Sách

Total population
- 2655 (2009)

Regions with significant populations
- Minh Hóa District, Tuyên Hóa District and Bố Trạch District, Quảng Bình province, Vietnam

Languages
- Sách, Vietnamese

Religion
- Animism, Shamanism, Mahayana Buddhism, Christianity

Related ethnic groups
- Rục, Arem, Mày

= Sách people =

Ethnic group in Vietnam

The Sách is a Vietic ethnic group of Vietnam, native people of the mountains of Central Vietnamese province of Quảng Bình. The exonym Sách might have originated during the 15th century from the Sino-Vietnamese name for "register," which pre-modern Vietnamese texts used the term to designate villages that inhabited by various Austronesian and Austroasiatic highlanders. On the other hand, according to Michel Ferlus, the name's meaning may have relation with uncertain ancient Chinese terminologies. In Vietnam, they are considered a sub-ethnic group of the Chứt.
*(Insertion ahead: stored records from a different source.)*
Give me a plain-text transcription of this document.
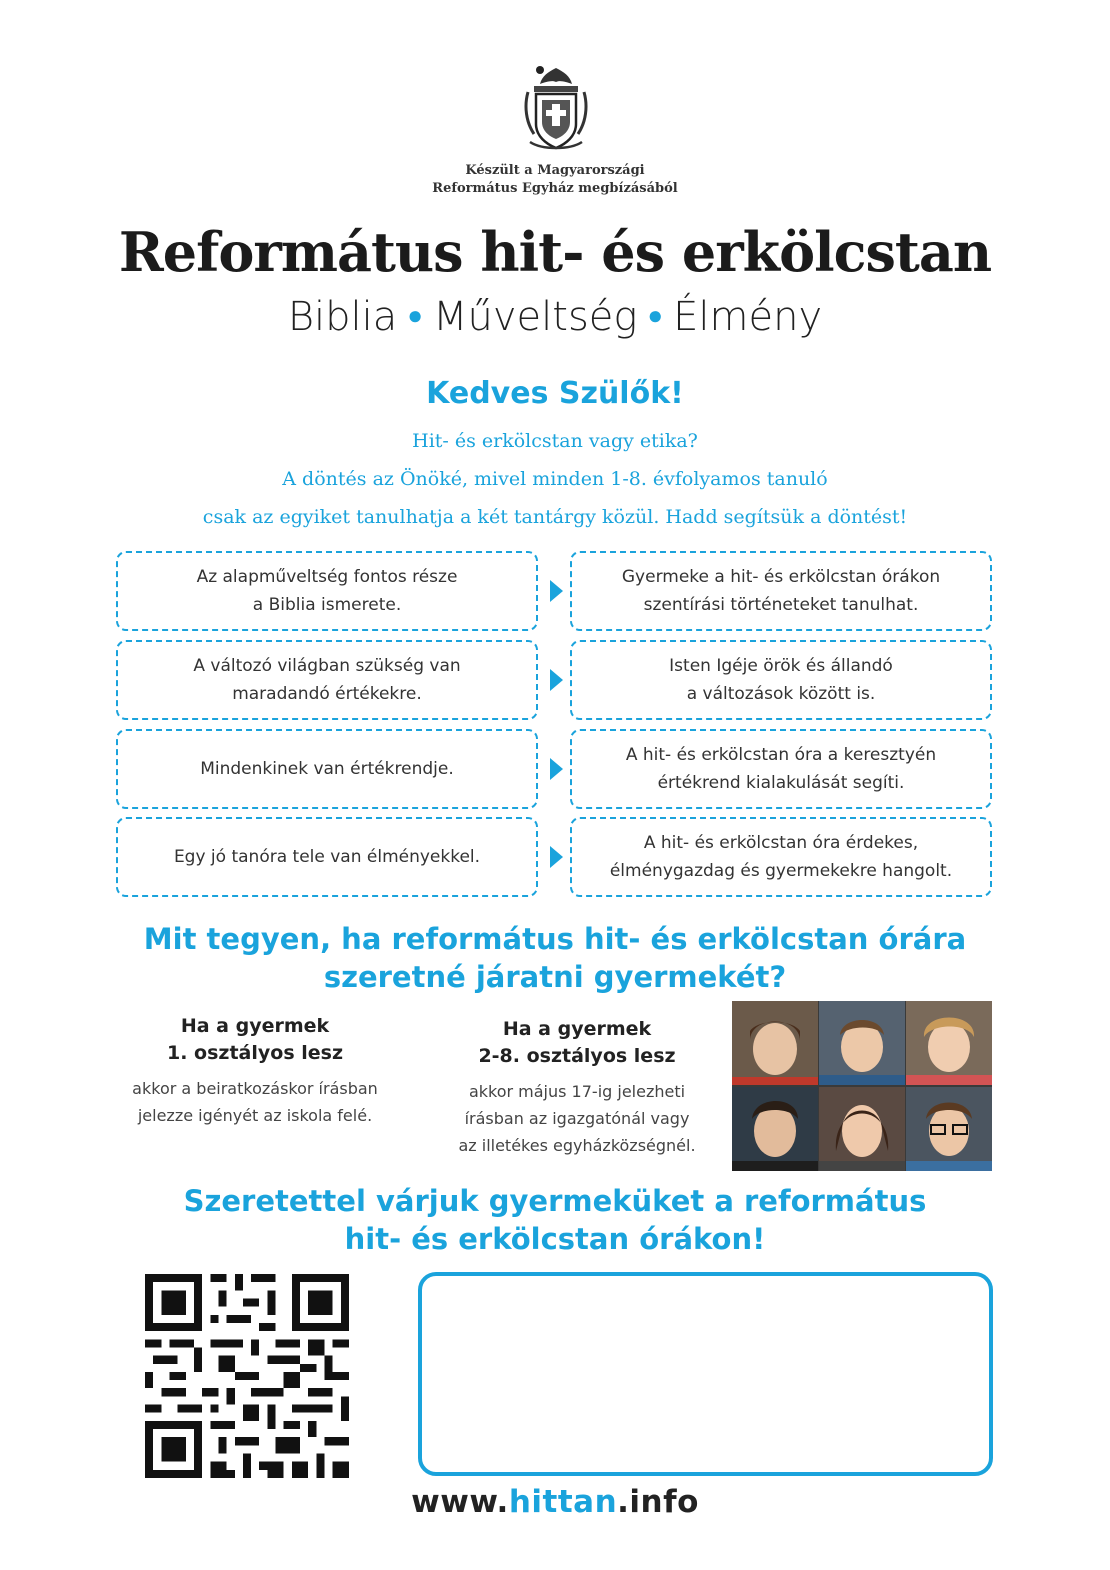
Készült a Magyarországi
Református Egyház megbízásából
Református hit- és erkölcstan
Biblia ● Műveltség ● Élmény
Kedves Szülők!
Hit- és erkölcstan vagy etika?
A döntés az Önöké, mivel minden 1-8. évfolyamos tanuló
csak az egyiket tanulhatja a két tantárgy közül. Hadd segítsük a döntést!
Az alapműveltség fontos része
a Biblia ismerete.
Gyermeke a hit- és erkölcstan órákon
szentírási történeteket tanulhat.
A változó világban szükség van
maradandó értékekre.
Isten Igéje örök és állandó
a változások között is.
Mindenkinek van értékrendje.
A hit- és erkölcstan óra a keresztyén
értékrend kialakulását segíti.
Egy jó tanóra tele van élményekkel.
A hit- és erkölcstan óra érdekes,
élménygazdag és gyermekekre hangolt.
Mit tegyen, ha református hit- és erkölcstan órára
szeretné járatni gyermekét?
Ha a gyermek
1. osztályos lesz
akkor a beiratkozáskor írásban
jelezze igényét az iskola felé.
Ha a gyermek
2-8. osztályos lesz
akkor május 17-ig jelezheti
írásban az igazgatónál vagy
az illetékes egyházközségnél.
Szeretettel várjuk gyermeküket a református
hit- és erkölcstan órákon!
www.hittan.info
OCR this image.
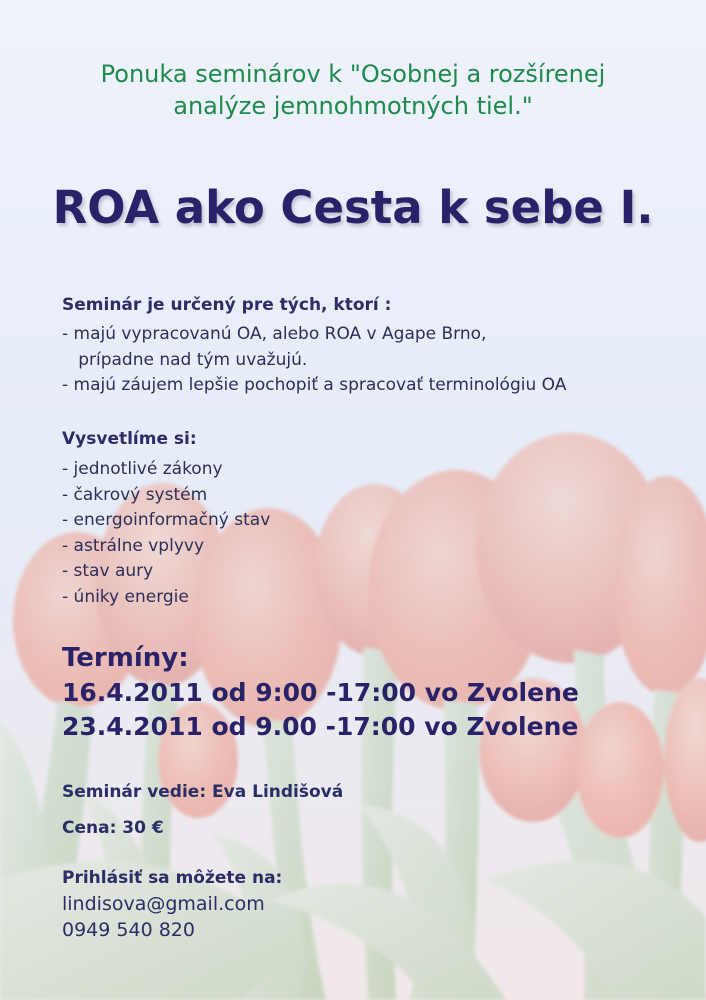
Ponuka seminárov k "Osobnej a rozšírenej
analýze jemnohmotných tiel."
ROA ako Cesta k sebe I.
Seminár je určený pre tých, ktorí :
- majú vypracovanú OA, alebo ROA v Agape Brno,
prípadne nad tým uvažujú.
- majú záujem lepšie pochopiť a spracovať terminológiu OA
Vysvetlíme si:
- jednotlivé zákony
- čakrový systém
- energoinformačný stav
- astrálne vplyvy
- stav aury
- úniky energie
Termíny:
16.4.2011 od 9:00 -17:00 vo Zvolene
23.4.2011 od 9.00 -17:00 vo Zvolene
Seminár vedie: Eva Lindišová
Cena: 30 €
Prihlásiť sa môžete na:
lindisova@gmail.com
0949 540 820
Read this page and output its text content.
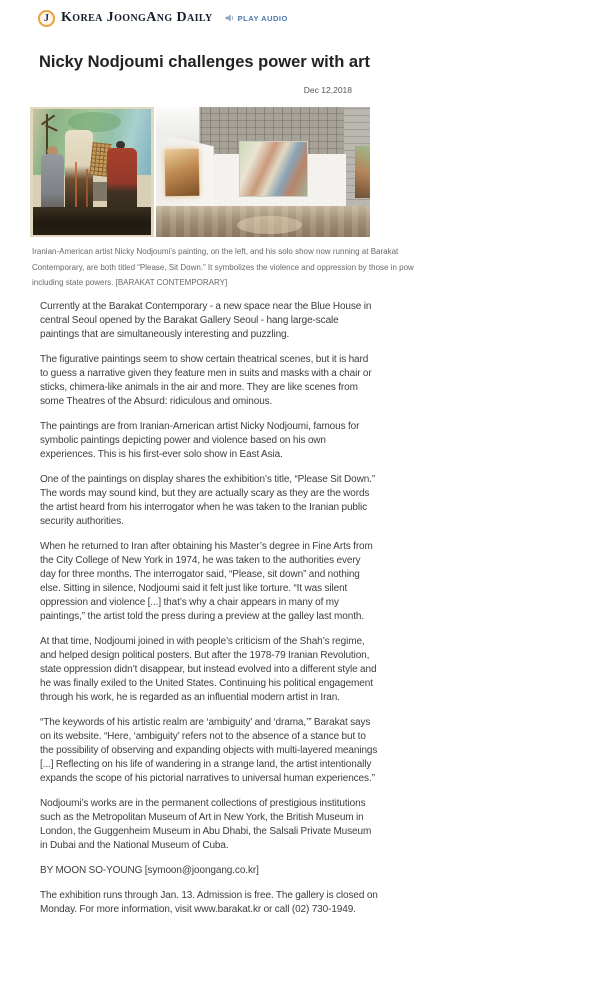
J Korea JoongAng Daily	PLAY AUDIO
Nicky Nodjoumi challenges power with art
Dec 12,2018
Iranian-American artist Nicky Nodjoumi’s painting, on the left, and his solo show now running at Barakat
Contemporary, are both titled “Please, Sit Down.” It symbolizes the violence and oppression by those in pow
including state powers. [BARAKAT CONTEMPORARY]

Currently at the Barakat Contemporary - a new space near the Blue House in central Seoul opened by the Barakat Gallery Seoul - hang large-scale paintings that are simultaneously interesting and puzzling.

The figurative paintings seem to show certain theatrical scenes, but it is hard to guess a narrative given they feature men in suits and masks with a chair or sticks, chimera-like animals in the air and more. They are like scenes from some Theatres of the Absurd: ridiculous and ominous.

The paintings are from Iranian-American artist Nicky Nodjoumi, famous for symbolic paintings depicting power and violence based on his own experiences. This is his first-ever solo show in East Asia.

One of the paintings on display shares the exhibition’s title, “Please Sit Down.” The words may sound kind, but they are actually scary as they are the words the artist heard from his interrogator when he was taken to the Iranian public security authorities.

When he returned to Iran after obtaining his Master’s degree in Fine Arts from the City College of New York in 1974, he was taken to the authorities every day for three months. The interrogator said, “Please, sit down” and nothing else. Sitting in silence, Nodjoumi said it felt just like torture. “It was silent oppression and violence [...] that’s why a chair appears in many of my paintings,” the artist told the press during a preview at the galley last month.

At that time, Nodjoumi joined in with people’s criticism of the Shah’s regime, and helped design political posters. But after the 1978-79 Iranian Revolution, state oppression didn’t disappear, but instead evolved into a different style and he was finally exiled to the United States. Continuing his political engagement through his work, he is regarded as an influential modern artist in Iran.

“The keywords of his artistic realm are ‘ambiguity’ and ‘drama,’” Barakat says on its website. “Here, ‘ambiguity’ refers not to the absence of a stance but to the possibility of observing and expanding objects with multi-layered meanings [...] Reflecting on his life of wandering in a strange land, the artist intentionally expands the scope of his pictorial narratives to universal human experiences.”

Nodjoumi’s works are in the permanent collections of prestigious institutions such as the Metropolitan Museum of Art in New York, the British Museum in London, the Guggenheim Museum in Abu Dhabi, the Salsali Private Museum in Dubai and the National Museum of Cuba.

BY MOON SO-YOUNG [symoon@joongang.co.kr]

The exhibition runs through Jan. 13. Admission is free. The gallery is closed on Monday. For more information, visit www.barakat.kr or call (02) 730-1949.
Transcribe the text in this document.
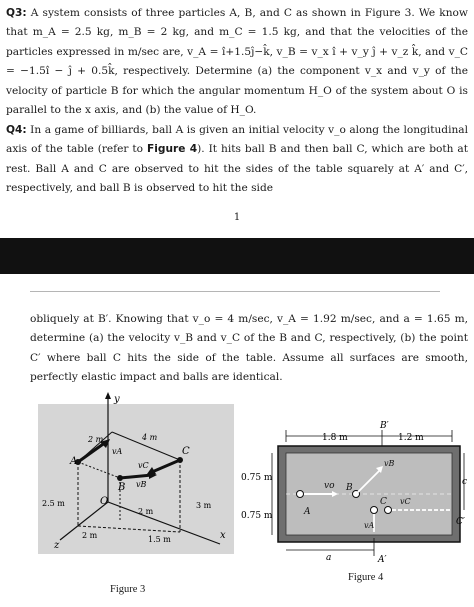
Q3: A system consists of three particles A, B, and C as shown in Figure 3. We know that m_A = 2.5 kg, m_B = 2 kg, and m_C = 1.5 kg, and that the velocities of the particles expressed in m/sec are, v_A = î+1.5ĵ−k̂, v_B = v_x î + v_y ĵ + v_z k̂, and v_C = −1.5î − ĵ + 0.5k̂, respectively. Determine (a) the component v_x and v_y of the velocity of particle B for which the angular momentum H_O of the system about O is parallel to the x axis, and (b) the value of H_O.

Q4: In a game of billiards, ball A is given an initial velocity v_o along the longitudinal axis of the table (refer to Figure 4). It hits ball B and then ball C, which are both at rest. Ball A and C are observed to hit the sides of the table squarely at A′ and C′, respectively, and ball B is observed to hit the side

1

obliquely at B′. Knowing that v_o = 4 m/sec, v_A = 1.92 m/sec, and a = 1.65 m, determine (a) the velocity v_B and v_C of the B and C, respectively, (b) the point C′ where ball C hits the side of the table. Assume all surfaces are smooth, perfectly elastic impact and balls are identical.

y
x
z
O
A
B
C
vA
vB
vC
2 m	4 m
2.5 m
2 m
3 m
1.5 m
2 m
Figure 3
B′
1.8 m	1.2 m
0.75 m
0.75 m
vo B
vB
A
C vC
vA
a	A′
c
C′
Figure 4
Perhaps so, among the Chuet tribes, the Sách have been exposed to classical Sinitic civilization of the Vietnamese in the downstream plains, and they had been studied by French scholars and ethnologists since the early 20th century. The Sách primarily practice Vietnamese-influenced Mahayana Buddhism and Vietnamese customs. Cadiere (1905) suggested that among the Sach as well as the Nguon may be descendants of the insertion of Muong soldiers from Thanh Hoa that being sent to the region in the 17th century to quell off rebellion.

Today, the Sách reside in three mountainous districts of Minh Hóa, Tuyên Hóa and Bố Trạch, Quảng Bình province, Central Vietnam.